If you mean "touches the surface at an angle" then please ask it that way. To most people, "crossing the surface" would mean that you are on one side and then the other, for example like the way the function $y = x^3$ is on one side of $y=0$ and then the other.

It occurs to me that we never established the point in the exposition of multivariable calculus that you have reached, how you got there, and what context you're in. You'll get a different level of rigor from different books, from applied math versus pure math, from physics vs. applied math, and so forth. So perhaps they skipped the part where they defined what a derivative actually is.

Even for one dimension, the intuition of the epsilon-delta proof may be a little hard to come by. For continuity, we have a rectangular box centered on (x_0, f(x_0)) of width 2*delta and height 2*epsilon, and as we squeeze the height of the box down to zero we're able to simultaneously manipulate the width of the box so that no part of the function "pokes out" through the top or bottom of the box.

But for a derivative, it's not just the value of the function we're concerned with, it's the slopes of the secant lines from (x_0,f(x_0)) to all the nearby points on the curve. The epsilon in the proof is a restriction on how different the secant slope can be from the tangent slope. We're able to make this difference as small as we want by adjusting delta, which in this case limits how far left or right on the curve we allow the secant to hit.

For a function like f(x)=x^2, no secant line has the same slope as the tangent line. Every secant intersects the tangent at an angle. But by reducing delta and forcing the secants to come from more nearby points, you can reduce that angle. We conclude that when the curve of the function finally touches the tangent line, it must do so at zero angle since there's no other angle it can come from.

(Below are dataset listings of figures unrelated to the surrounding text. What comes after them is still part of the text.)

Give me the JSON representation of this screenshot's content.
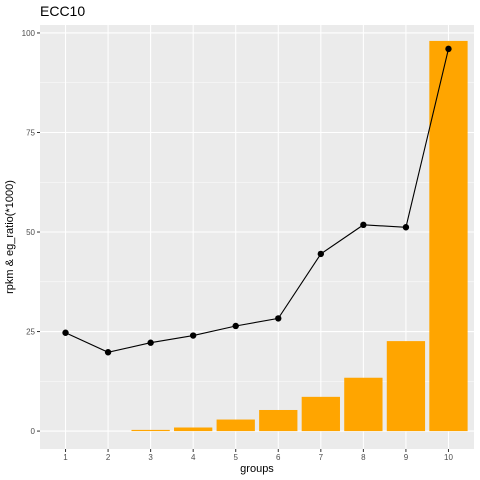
{
  "chart_data": {
    "type": "bar+line",
    "title": "ECC10",
    "xlabel": "groups",
    "ylabel": "rpkm & eg_ratio(*1000)",
    "categories": [
      "1",
      "2",
      "3",
      "4",
      "5",
      "6",
      "7",
      "8",
      "9",
      "10"
    ],
    "ylim": [
      -4.5,
      102
    ],
    "yticks": [
      0,
      25,
      50,
      75,
      100
    ],
    "grid": true,
    "colors": {
      "bar": "#FFA500",
      "line": "#000000",
      "panel": "#EBEBEB"
    },
    "series": [
      {
        "kind": "bar",
        "values": [
          0,
          0,
          0.3,
          0.9,
          2.9,
          5.3,
          8.6,
          13.4,
          22.6,
          98.0
        ]
      },
      {
        "kind": "line",
        "values": [
          24.7,
          19.8,
          22.2,
          24.0,
          26.4,
          28.3,
          44.5,
          51.8,
          51.2,
          96.0
        ]
      }
    ]
  }
}
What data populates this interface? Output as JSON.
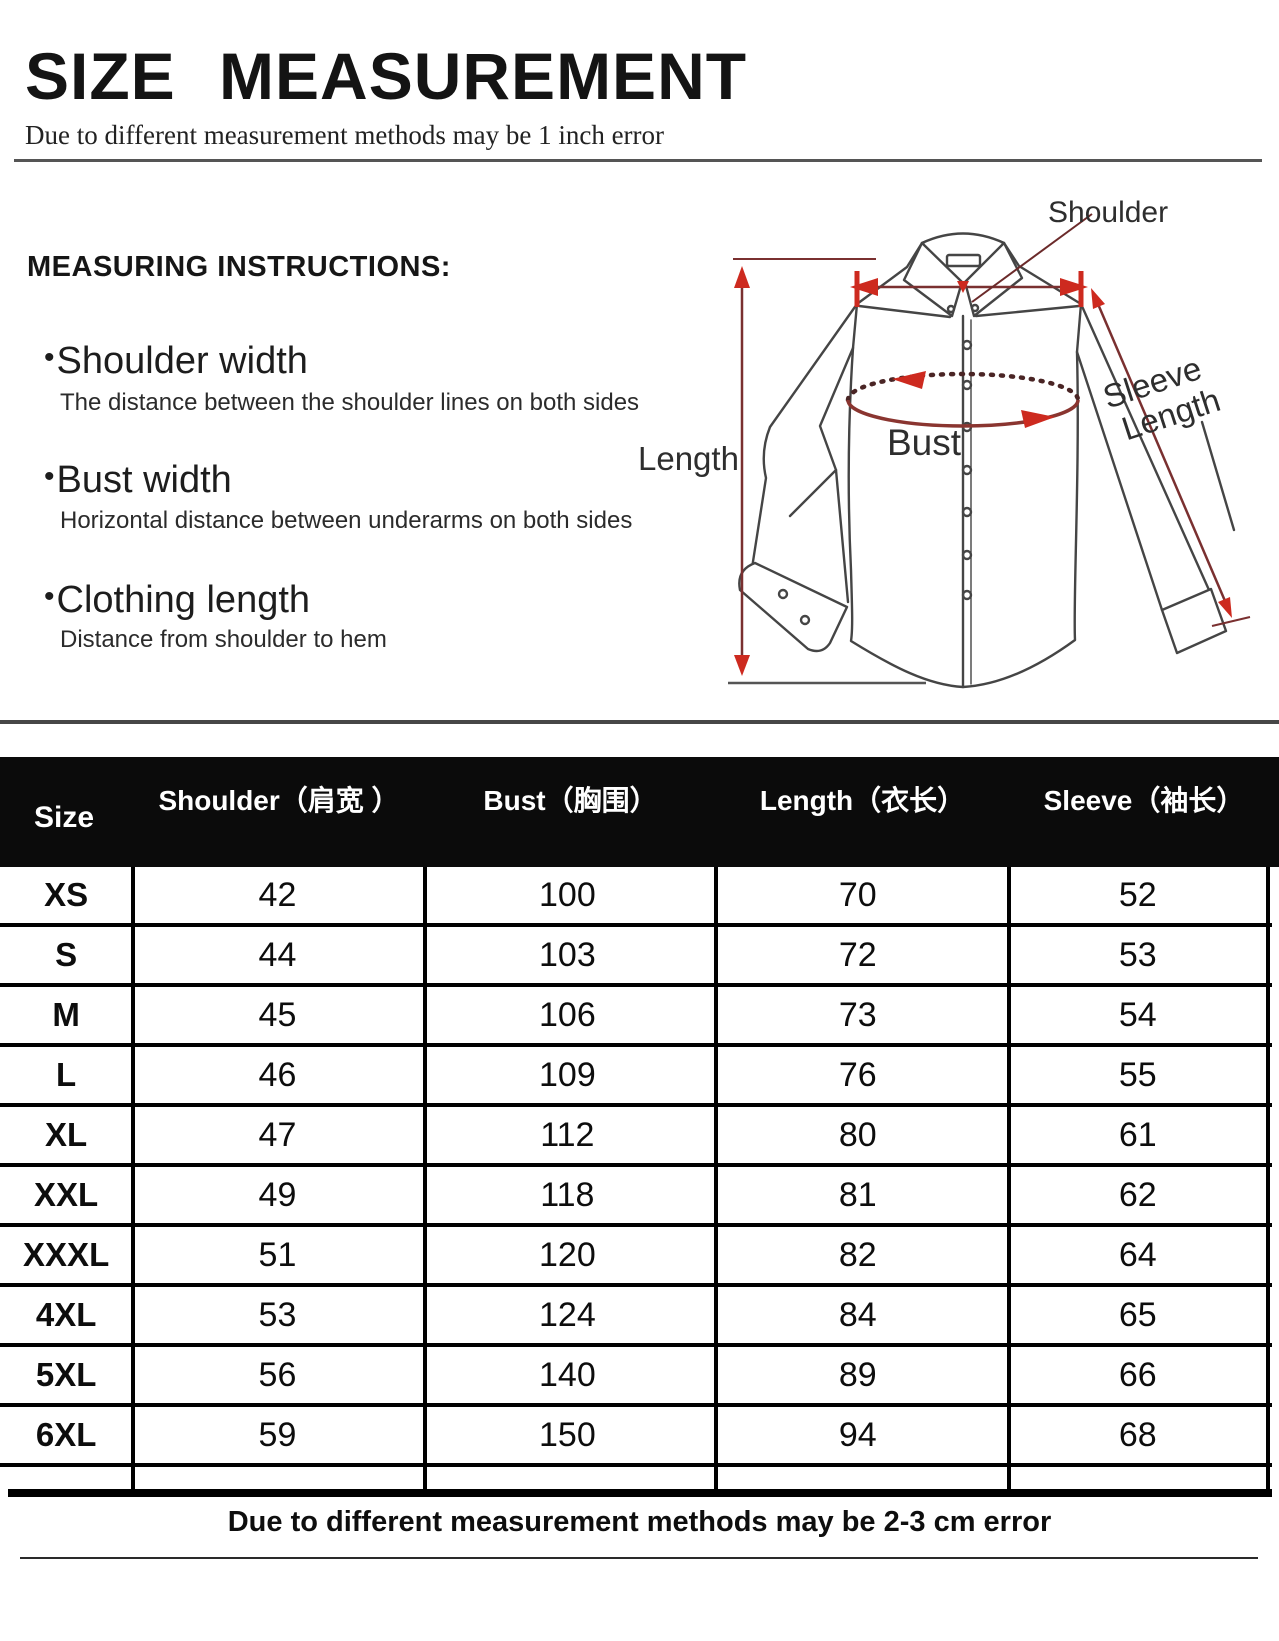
{
  "page": {
    "title": "SIZE MEASUREMENT",
    "subtitle": "Due to different measurement methods may be 1 inch error",
    "footer_note": "Due to different measurement methods may be 2-3 cm error"
  },
  "instructions": {
    "heading": "MEASURING INSTRUCTIONS:",
    "bullet": "•",
    "items": [
      {
        "term": "Shoulder width",
        "description": "The distance between the shoulder lines on both sides"
      },
      {
        "term": "Bust width",
        "description": "Horizontal distance between underarms on both sides"
      },
      {
        "term": "Clothing length",
        "description": "Distance from shoulder to hem"
      }
    ]
  },
  "diagram": {
    "labels": {
      "shoulder": "Shoulder",
      "length": "Length",
      "bust": "Bust",
      "sleeve_line1": "Sleeve",
      "sleeve_line2": "Length"
    },
    "colors": {
      "outline": "#454545",
      "measure_line": "#7a3030",
      "arrow": "#cd2a1f"
    }
  },
  "size_chart": {
    "columns": [
      "Size",
      "Shoulder（肩宽 ）",
      "Bust（胸围）",
      "Length（衣长）",
      "Sleeve（袖长）"
    ],
    "rows": [
      {
        "size": "XS",
        "shoulder": "42",
        "bust": "100",
        "length": "70",
        "sleeve": "52"
      },
      {
        "size": "S",
        "shoulder": "44",
        "bust": "103",
        "length": "72",
        "sleeve": "53"
      },
      {
        "size": "M",
        "shoulder": "45",
        "bust": "106",
        "length": "73",
        "sleeve": "54"
      },
      {
        "size": "L",
        "shoulder": "46",
        "bust": "109",
        "length": "76",
        "sleeve": "55"
      },
      {
        "size": "XL",
        "shoulder": "47",
        "bust": "112",
        "length": "80",
        "sleeve": "61"
      },
      {
        "size": "XXL",
        "shoulder": "49",
        "bust": "118",
        "length": "81",
        "sleeve": "62"
      },
      {
        "size": "XXXL",
        "shoulder": "51",
        "bust": "120",
        "length": "82",
        "sleeve": "64"
      },
      {
        "size": "4XL",
        "shoulder": "53",
        "bust": "124",
        "length": "84",
        "sleeve": "65"
      },
      {
        "size": "5XL",
        "shoulder": "56",
        "bust": "140",
        "length": "89",
        "sleeve": "66"
      },
      {
        "size": "6XL",
        "shoulder": "59",
        "bust": "150",
        "length": "94",
        "sleeve": "68"
      }
    ]
  }
}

For two variables it's somewhat similar, except now delta doesn't control the distance between two vertical lines on either side of x_0; instead it controls the radius of a cylinder around the point (x_0,y_0) with axis perpendicular to the x,y plane. And if we look at the part of the function within that cylinder, we have a plane which we're trying to prove is the tangent plane, containing lines through (x_0,y_0,f(x_0,y_0)) that we're trying to prove are tangent lines.

Also within the cylinder we have a part of the graph of the function, and we're interested in the secant lines between (x_0,y_0,f(x_0,y_0)) and all other points of the function in that region. Now epsilon is a restriction on the difference of the slope of the secant line from the slope of the would-be tangent line directly above or below it. And by adjusting delta we can make that difference less than epsilon for every point in the region.

Or rather, we have to prove we can do that for whichever function we're looking at. And then we know the function is differentiable.

When I said we don't have to do epsilon-delta all the time in single-variable calculus, I meant that if we are doing a rigorous course we DO have to do some epsilon-delta proofs at the beginning. But then we do a proof that the product of two differentiable functions is differentiable, and suddenly we don't have to do a separate epsilon-delta proof for x^2 and x^3 and x^4; we just prove that f(x)=x is differentiable and then multiply the function by itself and apply the product rule.

We prove an addition rule, and now we have that all polynomials are differentiable. We prove the chain rule, and now we can compose differentiable functions and know the composition is differentiable. We see a lot less of the epsilon-delta after that and a lot more just finding the answers.

@DavidK thank you!!! Yes you're right. And I think you also predicted correctly that I have no formal introduction to multi-variable calculus yet, just references here and there from a physics book. However, I now understand your answer a LOT better after watching some lectures on YouTube!

Look at my update to the question, and let me know what you think!

I think you've gotten the idea. You probably understand it better now than the vast majority of people who are exposed to partial derivatives, because they don't ask as many questions.

And there's actually some hard work to put in on some functions to prove that they don't actually stick out at angles from the would-be "tangent" plane. Fortunately for physics, the functions they use are mostly all composed of simpler functions that were proved differentiable many years ago, and they ways they are put together are also known to produce differentiable functions. Because I am sure very few physicists have the patience to go back to epsilon-delta proofs.

Got you! That's pretty cool though, that there IS a way to prove that functions are differentiable...I mean, at least to me who hasn't had much exposure to it, it seems a little magical that we could somehow show that it doesn't stick out at angles in ANY direction. Also, although I understand it a lot better now, it still seems like there would be a way for the partial derivatives to (as an example) be zero in the $x$ and $y$ directions, but the surface curves a little bit upwards and....

...and then downwards as we rotate around, although its still differentiable.

Actually, wait a sec...no, the more I think about it, that does seem impossible. If the derivatives in the $x$ and $y$ directions are zero, and the slope is not $0$ in any combination of those directions...then it MUST have a sharp bend...I think...bleh, I just wish I could visualize it a bit better.

I guess that'll come with time. Anyways, thanks a lot David! I'll probably be back with more questions when I get into formal epsilon-delta proofs!